Relação pessoal de Lula com o postulante a ministro do
STF pesa mais que qualquer padrinho político de peso
Em entrevista ao documentário “Visita, presidente”, da
GloboNews, o então advogado Cristiano Zanin contou o que testemunhou no 7 de
abril de 2018, dia em que Lula chegou à Polícia Federal, em Curitiba, para
cumprir 580 dias de prisão:
— Então, o presidente colocou ali a sua mala, ele havia
levado uma mala com algumas roupas. Eu e o Sigmaringa [Seixas, advogado e amigo
de Lula, que morreu em 2018] perguntamos se ele queria ajuda para fazer a cama.

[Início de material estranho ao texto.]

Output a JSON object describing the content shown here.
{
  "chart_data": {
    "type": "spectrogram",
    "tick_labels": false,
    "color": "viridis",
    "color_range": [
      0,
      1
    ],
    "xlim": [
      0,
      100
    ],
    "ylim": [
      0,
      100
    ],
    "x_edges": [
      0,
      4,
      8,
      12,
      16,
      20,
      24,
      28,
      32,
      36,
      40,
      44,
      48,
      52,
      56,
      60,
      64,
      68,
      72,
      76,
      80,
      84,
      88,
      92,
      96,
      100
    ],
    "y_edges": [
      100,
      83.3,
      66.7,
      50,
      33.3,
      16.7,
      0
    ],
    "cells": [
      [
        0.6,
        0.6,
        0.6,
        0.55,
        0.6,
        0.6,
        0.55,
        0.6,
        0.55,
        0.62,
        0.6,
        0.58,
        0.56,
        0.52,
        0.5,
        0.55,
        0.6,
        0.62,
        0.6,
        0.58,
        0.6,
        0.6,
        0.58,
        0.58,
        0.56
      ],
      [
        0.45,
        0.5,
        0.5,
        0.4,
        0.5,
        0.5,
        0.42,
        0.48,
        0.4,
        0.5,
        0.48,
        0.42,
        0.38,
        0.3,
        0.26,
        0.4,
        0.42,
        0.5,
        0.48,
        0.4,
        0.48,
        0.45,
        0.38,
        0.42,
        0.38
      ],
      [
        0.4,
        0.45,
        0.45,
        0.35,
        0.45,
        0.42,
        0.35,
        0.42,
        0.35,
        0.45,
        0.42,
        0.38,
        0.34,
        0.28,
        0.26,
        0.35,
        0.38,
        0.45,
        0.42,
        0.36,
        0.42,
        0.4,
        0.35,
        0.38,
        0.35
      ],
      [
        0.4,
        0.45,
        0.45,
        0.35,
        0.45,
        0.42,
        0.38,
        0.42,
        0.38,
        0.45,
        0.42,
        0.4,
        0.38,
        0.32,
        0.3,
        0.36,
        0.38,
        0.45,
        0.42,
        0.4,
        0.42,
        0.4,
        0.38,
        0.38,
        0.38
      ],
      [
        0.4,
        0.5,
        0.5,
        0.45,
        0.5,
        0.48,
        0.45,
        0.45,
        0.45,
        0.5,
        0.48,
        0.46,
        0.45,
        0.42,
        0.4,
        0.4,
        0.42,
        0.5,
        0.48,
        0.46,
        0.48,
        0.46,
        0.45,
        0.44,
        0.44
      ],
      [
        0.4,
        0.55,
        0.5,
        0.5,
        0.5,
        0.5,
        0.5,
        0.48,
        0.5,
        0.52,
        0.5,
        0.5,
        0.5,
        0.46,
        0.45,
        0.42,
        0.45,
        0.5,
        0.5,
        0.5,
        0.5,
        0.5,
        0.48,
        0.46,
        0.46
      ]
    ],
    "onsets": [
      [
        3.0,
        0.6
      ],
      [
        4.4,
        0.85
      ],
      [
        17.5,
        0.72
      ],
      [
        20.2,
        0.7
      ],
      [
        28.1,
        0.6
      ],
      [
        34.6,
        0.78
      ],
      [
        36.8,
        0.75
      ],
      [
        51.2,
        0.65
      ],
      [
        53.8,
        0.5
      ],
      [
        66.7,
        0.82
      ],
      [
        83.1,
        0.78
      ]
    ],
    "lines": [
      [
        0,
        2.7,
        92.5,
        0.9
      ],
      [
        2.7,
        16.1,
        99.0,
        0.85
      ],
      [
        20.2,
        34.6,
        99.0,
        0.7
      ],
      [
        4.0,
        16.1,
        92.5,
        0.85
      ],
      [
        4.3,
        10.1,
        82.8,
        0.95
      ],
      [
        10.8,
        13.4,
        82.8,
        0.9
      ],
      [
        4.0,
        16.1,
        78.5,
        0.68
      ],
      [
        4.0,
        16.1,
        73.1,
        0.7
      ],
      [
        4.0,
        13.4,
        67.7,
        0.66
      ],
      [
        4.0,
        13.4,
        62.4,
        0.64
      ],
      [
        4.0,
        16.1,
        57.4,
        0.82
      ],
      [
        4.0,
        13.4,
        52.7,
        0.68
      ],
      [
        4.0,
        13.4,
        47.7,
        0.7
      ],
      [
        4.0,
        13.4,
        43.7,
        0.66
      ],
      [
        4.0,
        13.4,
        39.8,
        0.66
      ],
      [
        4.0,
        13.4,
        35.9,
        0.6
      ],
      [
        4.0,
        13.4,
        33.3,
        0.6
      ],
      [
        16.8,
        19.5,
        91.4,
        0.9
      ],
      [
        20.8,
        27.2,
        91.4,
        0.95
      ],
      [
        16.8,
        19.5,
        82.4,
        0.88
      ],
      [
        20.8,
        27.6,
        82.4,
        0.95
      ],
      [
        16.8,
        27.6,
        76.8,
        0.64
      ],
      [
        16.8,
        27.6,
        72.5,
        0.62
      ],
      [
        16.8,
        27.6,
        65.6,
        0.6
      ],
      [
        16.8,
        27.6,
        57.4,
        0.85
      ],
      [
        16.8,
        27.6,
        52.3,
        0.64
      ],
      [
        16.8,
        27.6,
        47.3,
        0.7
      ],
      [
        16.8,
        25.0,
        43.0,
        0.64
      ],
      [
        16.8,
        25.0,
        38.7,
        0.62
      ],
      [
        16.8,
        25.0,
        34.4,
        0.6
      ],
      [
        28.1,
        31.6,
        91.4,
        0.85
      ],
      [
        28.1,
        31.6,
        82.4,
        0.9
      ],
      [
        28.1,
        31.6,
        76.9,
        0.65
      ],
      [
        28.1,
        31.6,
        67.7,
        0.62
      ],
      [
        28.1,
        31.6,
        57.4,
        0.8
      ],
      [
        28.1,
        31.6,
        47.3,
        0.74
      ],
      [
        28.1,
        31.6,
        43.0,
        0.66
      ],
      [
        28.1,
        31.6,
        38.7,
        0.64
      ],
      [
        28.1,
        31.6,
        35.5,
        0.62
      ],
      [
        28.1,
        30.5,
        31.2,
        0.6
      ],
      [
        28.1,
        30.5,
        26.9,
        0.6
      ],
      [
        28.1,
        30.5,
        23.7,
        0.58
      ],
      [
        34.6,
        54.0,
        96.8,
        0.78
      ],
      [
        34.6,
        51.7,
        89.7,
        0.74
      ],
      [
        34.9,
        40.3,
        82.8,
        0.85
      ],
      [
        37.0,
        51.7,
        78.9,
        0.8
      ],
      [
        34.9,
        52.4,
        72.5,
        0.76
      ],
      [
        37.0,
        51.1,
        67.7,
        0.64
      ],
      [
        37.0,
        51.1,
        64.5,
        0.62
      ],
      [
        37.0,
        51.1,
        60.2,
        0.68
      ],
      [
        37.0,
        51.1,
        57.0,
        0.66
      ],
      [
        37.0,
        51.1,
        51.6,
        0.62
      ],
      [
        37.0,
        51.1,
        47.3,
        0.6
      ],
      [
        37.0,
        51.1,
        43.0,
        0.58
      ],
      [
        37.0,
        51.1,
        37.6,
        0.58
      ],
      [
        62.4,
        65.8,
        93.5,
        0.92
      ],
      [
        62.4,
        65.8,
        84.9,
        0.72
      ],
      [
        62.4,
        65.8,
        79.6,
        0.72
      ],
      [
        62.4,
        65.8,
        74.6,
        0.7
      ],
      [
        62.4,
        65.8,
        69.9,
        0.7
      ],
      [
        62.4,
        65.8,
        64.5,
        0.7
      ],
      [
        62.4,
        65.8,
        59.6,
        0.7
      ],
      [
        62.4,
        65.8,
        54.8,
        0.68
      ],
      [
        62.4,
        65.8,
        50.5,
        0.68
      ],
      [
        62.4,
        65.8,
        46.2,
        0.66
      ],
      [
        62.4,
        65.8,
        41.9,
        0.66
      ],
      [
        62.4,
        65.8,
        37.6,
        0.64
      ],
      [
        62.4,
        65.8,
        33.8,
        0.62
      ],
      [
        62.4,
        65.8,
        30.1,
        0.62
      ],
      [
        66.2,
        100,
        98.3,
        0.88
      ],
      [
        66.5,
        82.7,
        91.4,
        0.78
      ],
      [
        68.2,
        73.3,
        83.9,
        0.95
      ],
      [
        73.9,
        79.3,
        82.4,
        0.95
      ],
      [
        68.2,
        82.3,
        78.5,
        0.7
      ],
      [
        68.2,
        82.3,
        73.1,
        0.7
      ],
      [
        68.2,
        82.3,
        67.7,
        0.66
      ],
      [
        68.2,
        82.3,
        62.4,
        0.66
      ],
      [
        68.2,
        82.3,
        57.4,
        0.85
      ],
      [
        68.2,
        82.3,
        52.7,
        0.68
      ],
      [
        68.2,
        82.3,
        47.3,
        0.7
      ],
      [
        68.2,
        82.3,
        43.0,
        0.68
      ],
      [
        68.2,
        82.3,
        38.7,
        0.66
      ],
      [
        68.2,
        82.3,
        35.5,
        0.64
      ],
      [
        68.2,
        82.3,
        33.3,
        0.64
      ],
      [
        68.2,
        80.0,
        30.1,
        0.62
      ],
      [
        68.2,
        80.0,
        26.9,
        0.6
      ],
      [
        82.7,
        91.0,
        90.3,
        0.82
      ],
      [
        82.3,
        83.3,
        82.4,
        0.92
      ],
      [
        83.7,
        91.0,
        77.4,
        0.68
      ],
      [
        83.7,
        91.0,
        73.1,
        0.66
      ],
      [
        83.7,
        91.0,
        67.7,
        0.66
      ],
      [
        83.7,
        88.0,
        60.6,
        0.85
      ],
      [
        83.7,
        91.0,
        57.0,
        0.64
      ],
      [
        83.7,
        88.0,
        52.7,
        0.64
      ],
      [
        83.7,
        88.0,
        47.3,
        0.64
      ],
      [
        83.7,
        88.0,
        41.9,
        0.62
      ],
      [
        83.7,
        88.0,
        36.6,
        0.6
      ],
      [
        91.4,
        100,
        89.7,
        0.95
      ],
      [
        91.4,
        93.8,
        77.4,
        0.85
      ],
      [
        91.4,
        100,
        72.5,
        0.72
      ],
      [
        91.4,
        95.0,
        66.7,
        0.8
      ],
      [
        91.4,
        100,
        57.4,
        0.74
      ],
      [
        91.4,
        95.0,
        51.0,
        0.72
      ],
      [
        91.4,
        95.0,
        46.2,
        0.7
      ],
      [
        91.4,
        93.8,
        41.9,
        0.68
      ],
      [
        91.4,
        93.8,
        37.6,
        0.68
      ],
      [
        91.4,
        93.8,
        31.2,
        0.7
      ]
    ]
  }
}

E aí ele disse: “Não precisa. Vou ficar aqui por um tempo, então vou ter que
aprender a desenvolver uma rotina aqui dentro”.
Continuou:
— Ele não quis comer nada. Era um dia muito triste para
todos nós, e sobretudo para ele.
O trecho acima ilustra a razão de Lula, cinco anos depois,
ter escolhido Zanin ministro do Supremo. A proximidade e a lealdade foram os
atributos fundamentais. Meses depois, numa nova vaga, o mesmo critério. Flávio
Dino foi protagonista nas defesas política e jurídica do governo no 8 de
Janeiro. Saiu da cabeça de Dino — e do celular dele, literalmente — o decreto
de intervenção federal na segurança do Distrito Federal enviado para Lula.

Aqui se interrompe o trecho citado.